An ICU-grade breathable cardiac electronic skin for health, diagnostics, and intraoperative and postoperative monitoring.

Science advances2025-03-19PubMed
Total: 75.0Innovation: 9Impact: 8Rigor: 6Citation: 8

Summary

This work introduces BreaCARES, a breathable electronic skin that delivers ICU-grade, real-time, wireless cardiac monitoring suitable for outpatient diagnostics, intraoperative stability during cardiac surgery, and continuous postoperative care. It reports superior anti-interference stability, portability, and long-term biocompatibility compared with commonly used clinical/commercial cardiac monitors.

Key Findings

  • Developed a breathable cardiac electronic skin (BreaCARES) enabling real-time, wireless, continuous cardiac monitoring with ICU-grade accuracy.
  • Demonstrated stable intraoperative monitoring during heart surgery and continuous, comfortable postoperative monitoring.
  • Reported superior anti-interference stability, portability, and long-term on-skin biocompatibility compared with clinical/commercial ICU cardiac monitors.

Clinical Implications

Potential to reduce lead-related artifacts and skin injury, expand monitoring to ambulatory and ward settings with fewer wires, and provide stable intraoperative cardiac signals—especially valuable in cardiac anesthesia and postoperative telemetry.

Why It Matters

A wearable demonstrating ICU-grade accuracy across perioperative contexts could transform patient monitoring workflows and enable safer, more comfortable long-term cardiac surveillance.
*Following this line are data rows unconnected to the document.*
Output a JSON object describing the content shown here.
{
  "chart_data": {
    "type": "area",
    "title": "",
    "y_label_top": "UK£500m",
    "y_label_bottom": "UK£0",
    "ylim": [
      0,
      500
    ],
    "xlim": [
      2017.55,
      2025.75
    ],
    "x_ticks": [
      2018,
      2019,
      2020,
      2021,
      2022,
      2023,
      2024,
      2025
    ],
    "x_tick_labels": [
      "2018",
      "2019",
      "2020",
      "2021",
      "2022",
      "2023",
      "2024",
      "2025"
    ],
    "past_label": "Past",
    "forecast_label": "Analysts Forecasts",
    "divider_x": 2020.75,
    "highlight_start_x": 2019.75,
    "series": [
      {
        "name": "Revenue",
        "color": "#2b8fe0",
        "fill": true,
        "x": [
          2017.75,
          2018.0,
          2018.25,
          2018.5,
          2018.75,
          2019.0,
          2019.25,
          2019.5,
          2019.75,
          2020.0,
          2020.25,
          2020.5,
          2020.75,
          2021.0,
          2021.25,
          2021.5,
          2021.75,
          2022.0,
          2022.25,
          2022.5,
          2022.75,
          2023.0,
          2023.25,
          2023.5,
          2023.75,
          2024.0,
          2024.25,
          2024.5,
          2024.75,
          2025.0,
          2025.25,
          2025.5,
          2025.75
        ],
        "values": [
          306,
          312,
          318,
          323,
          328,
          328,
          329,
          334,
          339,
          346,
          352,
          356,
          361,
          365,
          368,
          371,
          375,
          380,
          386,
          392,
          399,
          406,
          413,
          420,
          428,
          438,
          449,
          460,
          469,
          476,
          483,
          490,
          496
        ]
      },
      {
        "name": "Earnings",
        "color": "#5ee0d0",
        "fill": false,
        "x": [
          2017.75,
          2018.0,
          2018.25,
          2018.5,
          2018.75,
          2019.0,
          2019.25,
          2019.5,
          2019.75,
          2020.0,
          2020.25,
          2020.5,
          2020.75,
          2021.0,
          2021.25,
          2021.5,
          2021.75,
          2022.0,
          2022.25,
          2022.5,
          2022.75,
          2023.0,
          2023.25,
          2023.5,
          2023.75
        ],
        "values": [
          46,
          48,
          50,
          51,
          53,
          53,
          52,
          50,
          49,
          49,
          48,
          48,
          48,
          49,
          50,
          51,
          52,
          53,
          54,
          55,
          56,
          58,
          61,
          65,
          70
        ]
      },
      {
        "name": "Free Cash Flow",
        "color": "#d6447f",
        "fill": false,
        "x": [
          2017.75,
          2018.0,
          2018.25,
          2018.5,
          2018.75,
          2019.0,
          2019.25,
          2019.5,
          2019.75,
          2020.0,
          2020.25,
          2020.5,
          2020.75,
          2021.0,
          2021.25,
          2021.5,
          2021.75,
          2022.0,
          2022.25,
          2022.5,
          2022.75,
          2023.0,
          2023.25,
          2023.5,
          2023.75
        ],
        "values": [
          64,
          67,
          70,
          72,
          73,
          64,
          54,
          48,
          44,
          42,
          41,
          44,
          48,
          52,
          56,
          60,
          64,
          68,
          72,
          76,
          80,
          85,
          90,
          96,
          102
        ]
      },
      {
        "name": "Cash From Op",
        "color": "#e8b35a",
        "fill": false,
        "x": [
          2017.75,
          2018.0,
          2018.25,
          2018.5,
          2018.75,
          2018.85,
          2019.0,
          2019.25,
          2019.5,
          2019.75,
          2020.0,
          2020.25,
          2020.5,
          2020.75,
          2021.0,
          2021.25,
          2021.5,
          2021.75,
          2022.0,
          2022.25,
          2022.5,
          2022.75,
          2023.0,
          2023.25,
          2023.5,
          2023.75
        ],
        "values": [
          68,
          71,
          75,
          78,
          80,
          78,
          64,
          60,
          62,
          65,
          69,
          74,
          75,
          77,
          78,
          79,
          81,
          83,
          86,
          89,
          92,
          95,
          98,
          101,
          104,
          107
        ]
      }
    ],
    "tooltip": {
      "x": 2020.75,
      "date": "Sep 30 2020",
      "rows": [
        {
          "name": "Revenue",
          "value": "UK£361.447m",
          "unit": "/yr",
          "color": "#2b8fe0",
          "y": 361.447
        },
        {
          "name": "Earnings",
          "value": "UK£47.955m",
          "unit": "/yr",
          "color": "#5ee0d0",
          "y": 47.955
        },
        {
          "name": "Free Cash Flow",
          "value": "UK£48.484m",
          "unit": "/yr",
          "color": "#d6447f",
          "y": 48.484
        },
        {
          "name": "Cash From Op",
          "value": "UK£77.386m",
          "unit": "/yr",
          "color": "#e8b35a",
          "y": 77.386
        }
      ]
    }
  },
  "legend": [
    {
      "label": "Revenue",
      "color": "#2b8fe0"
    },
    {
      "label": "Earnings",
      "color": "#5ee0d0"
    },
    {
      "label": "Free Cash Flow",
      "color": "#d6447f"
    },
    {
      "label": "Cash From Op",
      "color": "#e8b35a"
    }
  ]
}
The platform bridges engineering, perioperative monitoring, and digital health.

Limitations

  • Abstract does not provide detailed sample sizes or controlled comparative outcome metrics (e.g., clinical endpoints)
  • Lack of randomized clinical trials demonstrating outcome benefits

Future Directions

Conduct randomized or prospective comparative studies to demonstrate reductions in perioperative monitoring failures, skin complications, and to validate signal quality across diverse surgeries and patient populations.

Study Information

Study Type
Case series
Research Domain
Diagnosis
Evidence Level
IV - Translational device development with application demonstrations; no randomized clinical outcomes.